In short, the agency’s former Director, Richard Cordray resigned at the end of last week and appointed someone from within the agency, Leandra English, to become the acting Director. He believes the statute that created the CFPB (the Dodd-Frank Act) gives him the authority to make that appointment. However, shortly after he did that, Trump appointed someone from within his administration, Mick Mulvaney (the OMB Director) to become the acting Director of the CFPB. Trump believes that a more general statute, the Federal Vacancies Act gives him the authority to do that. You’ll note the obvious problem there – that means two people are both appointed to be acting Director.

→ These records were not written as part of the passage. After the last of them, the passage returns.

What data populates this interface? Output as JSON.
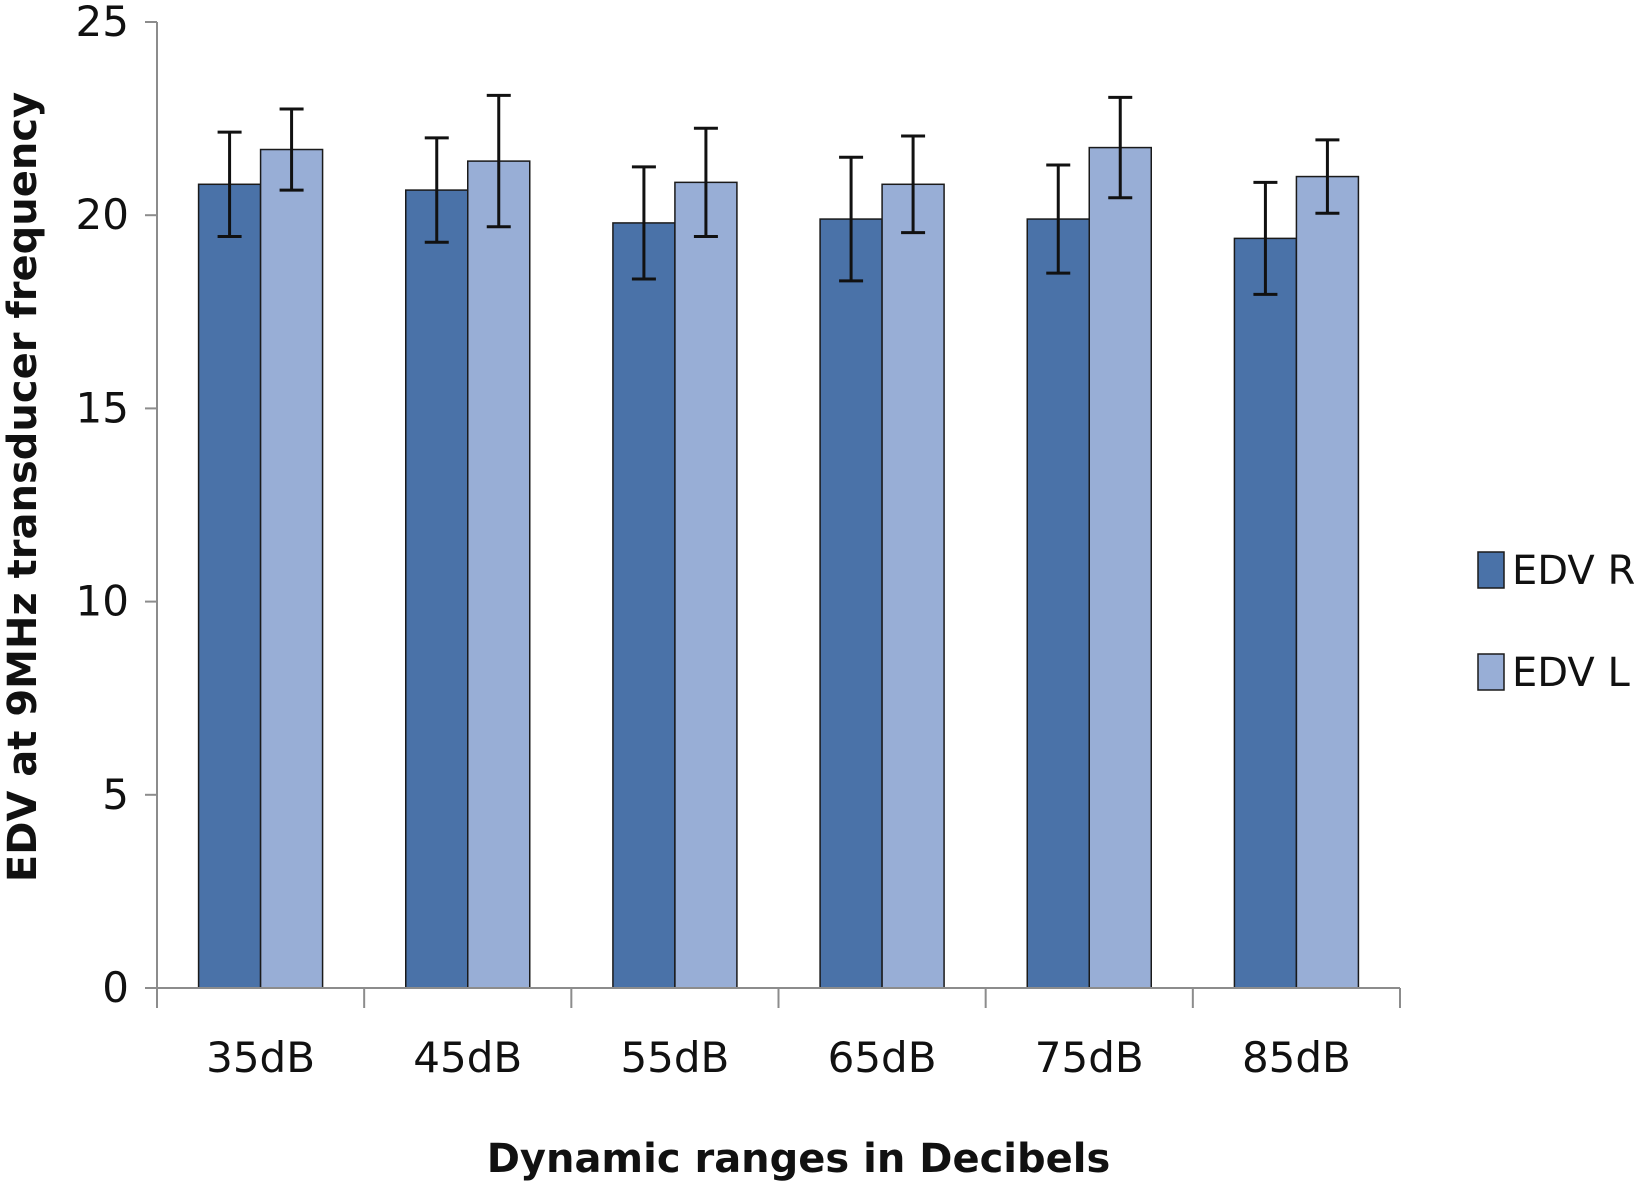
{
  "chart_data": {
    "type": "bar",
    "title": "",
    "xlabel": "Dynamic ranges in Decibels",
    "ylabel": "EDV at  9MHz transducer frequency",
    "categories": [
      "35dB",
      "45dB",
      "55dB",
      "65dB",
      "75dB",
      "85dB"
    ],
    "ylim": [
      0,
      25
    ],
    "yticks": [
      0,
      5,
      10,
      15,
      20,
      25
    ],
    "grid": false,
    "legend_position": "right",
    "series": [
      {
        "name": "EDV R",
        "color": "#4a72a8",
        "values": [
          20.8,
          20.65,
          19.8,
          19.9,
          19.9,
          19.4
        ],
        "error": [
          1.35,
          1.35,
          1.45,
          1.6,
          1.4,
          1.45
        ]
      },
      {
        "name": "EDV L",
        "color": "#98aed6",
        "values": [
          21.7,
          21.4,
          20.85,
          20.8,
          21.75,
          21.0
        ],
        "error": [
          1.05,
          1.7,
          1.4,
          1.25,
          1.3,
          0.95
        ]
      }
    ]
  }
}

And the craziest part is that both sides have decent legal arguments for their positions. No one is quite sure who is right, and there’s no precedent for this issue. The CFPB’s general counsel has sided with Mulvaney, so for now, Mulvaney seems to have the upper hand. But there are plenty of legal experts making strong arguments in favor of the other side. English has filed a lawsuit with the District Court of D.C. asking for a temporary restraining order against Mulvaney and for the court to establish that she is the acting Director. So this will ultimately be decided by the courts – bringing us back to the original point of why the judiciary is so crucial. It ends up touching on nearly every aspect of our lives – even on issues that you wouldn’t think up in your wildest imagination.
But regardless of the outcome in that case, this fight is significant, because it is the inevitable explosion of the bitter battle the GOP has been waging against the CFPB since its inception. I wrote about that on this blog back in April in Protection Objection, and explained how the GOP was waging that fight in large part by attacking the Director position. Now, Trump and the GOP are finally getting their chance to dismantle the agency – if not in fact, then in purpose – by appointing as its Director a man who has long wanted the agency torn down. Mick Mulvaney has in recent years called the CFPB a “sick sad” joke, and when he was a member of the House, he sponsored several bills to eliminate the agency altogether.

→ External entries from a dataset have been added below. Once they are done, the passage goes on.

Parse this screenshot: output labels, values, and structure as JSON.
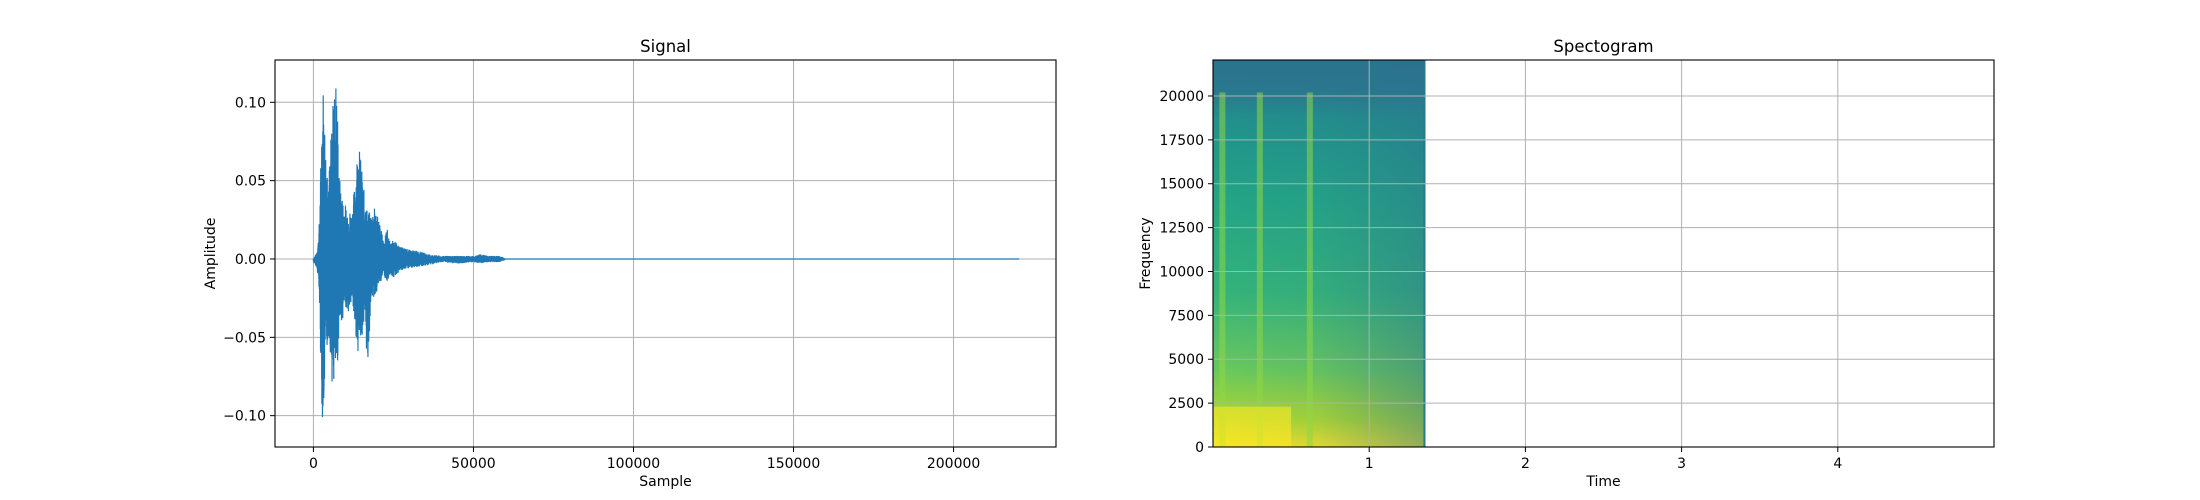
{
  "chart_data": [
    {
      "type": "line",
      "title": "Signal",
      "xlabel": "Sample",
      "ylabel": "Amplitude",
      "xlim": [
        -12000,
        232000
      ],
      "ylim": [
        -0.12,
        0.127
      ],
      "grid": true,
      "x_ticks": [
        0,
        50000,
        100000,
        150000,
        200000
      ],
      "x_tick_labels": [
        "0",
        "50000",
        "100000",
        "150000",
        "200000"
      ],
      "y_ticks": [
        -0.1,
        -0.05,
        0.0,
        0.05,
        0.1
      ],
      "y_tick_labels": [
        "−0.10",
        "−0.05",
        "0.00",
        "0.05",
        "0.10"
      ],
      "series": [
        {
          "color": "#1f77b4",
          "n_samples": 220500,
          "envelope": {
            "x": [
              0,
              500,
              1000,
              1500,
              2000,
              2500,
              3000,
              3500,
              4000,
              5000,
              6000,
              7000,
              7500,
              8000,
              9000,
              10000,
              11000,
              12000,
              13000,
              14000,
              15000,
              16000,
              17000,
              18000,
              19000,
              20000,
              21000,
              22000,
              23000,
              24000,
              25000,
              27000,
              30000,
              33000,
              36000,
              40000,
              45000,
              50000,
              52000,
              55000,
              58000,
              59500,
              60000,
              220500
            ],
            "upper": [
              0.0,
              0.002,
              0.004,
              0.012,
              0.03,
              0.085,
              0.115,
              0.09,
              0.065,
              0.06,
              0.098,
              0.117,
              0.1,
              0.055,
              0.04,
              0.035,
              0.032,
              0.03,
              0.05,
              0.078,
              0.06,
              0.04,
              0.03,
              0.03,
              0.033,
              0.03,
              0.02,
              0.012,
              0.02,
              0.01,
              0.012,
              0.008,
              0.006,
              0.005,
              0.003,
              0.002,
              0.002,
              0.002,
              0.003,
              0.002,
              0.002,
              0.001,
              0.0,
              0.0
            ],
            "lower": [
              -0.002,
              -0.004,
              -0.005,
              -0.012,
              -0.035,
              -0.09,
              -0.108,
              -0.085,
              -0.06,
              -0.05,
              -0.085,
              -0.075,
              -0.07,
              -0.045,
              -0.04,
              -0.03,
              -0.035,
              -0.028,
              -0.045,
              -0.06,
              -0.05,
              -0.045,
              -0.07,
              -0.025,
              -0.025,
              -0.02,
              -0.015,
              -0.01,
              -0.015,
              -0.01,
              -0.012,
              -0.008,
              -0.006,
              -0.005,
              -0.004,
              -0.002,
              -0.003,
              -0.002,
              -0.003,
              -0.002,
              -0.002,
              -0.001,
              0.0,
              0.0
            ]
          }
        }
      ]
    },
    {
      "type": "heatmap",
      "title": "Spectogram",
      "xlabel": "Time",
      "ylabel": "Frequency",
      "xlim": [
        0,
        5.0
      ],
      "ylim": [
        0,
        22050
      ],
      "grid": true,
      "data_xlim": [
        0,
        1.36
      ],
      "colormap": "viridis",
      "x_ticks": [
        1,
        2,
        3,
        4
      ],
      "x_tick_labels": [
        "1",
        "2",
        "3",
        "4"
      ],
      "y_ticks": [
        0,
        2500,
        5000,
        7500,
        10000,
        12500,
        15000,
        17500,
        20000
      ],
      "y_tick_labels": [
        "0",
        "2500",
        "5000",
        "7500",
        "10000",
        "12500",
        "15000",
        "17500",
        "20000"
      ],
      "colors": {
        "low": "#2a768e",
        "mid": "#22a784",
        "high": "#fde725"
      }
    }
  ]
}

And keep in mind that this current fight is about the acting Director position, i.e. this position is only temporary, until Trump appoints a permanent Director. Trump can now, at any point, name whoever he chooses to be the permanent Director, as long as s/he can get the votes of 50 members of the Senate (plus VP Pence). With this pliant GOP Congress, that should not be a difficult hurdle to overcome, no matter who Trump nominates. Surely it will be someone who, like Mulvaney, thoroughly opposes the mission of the agency and will run the agency in a manner consistent with that belief.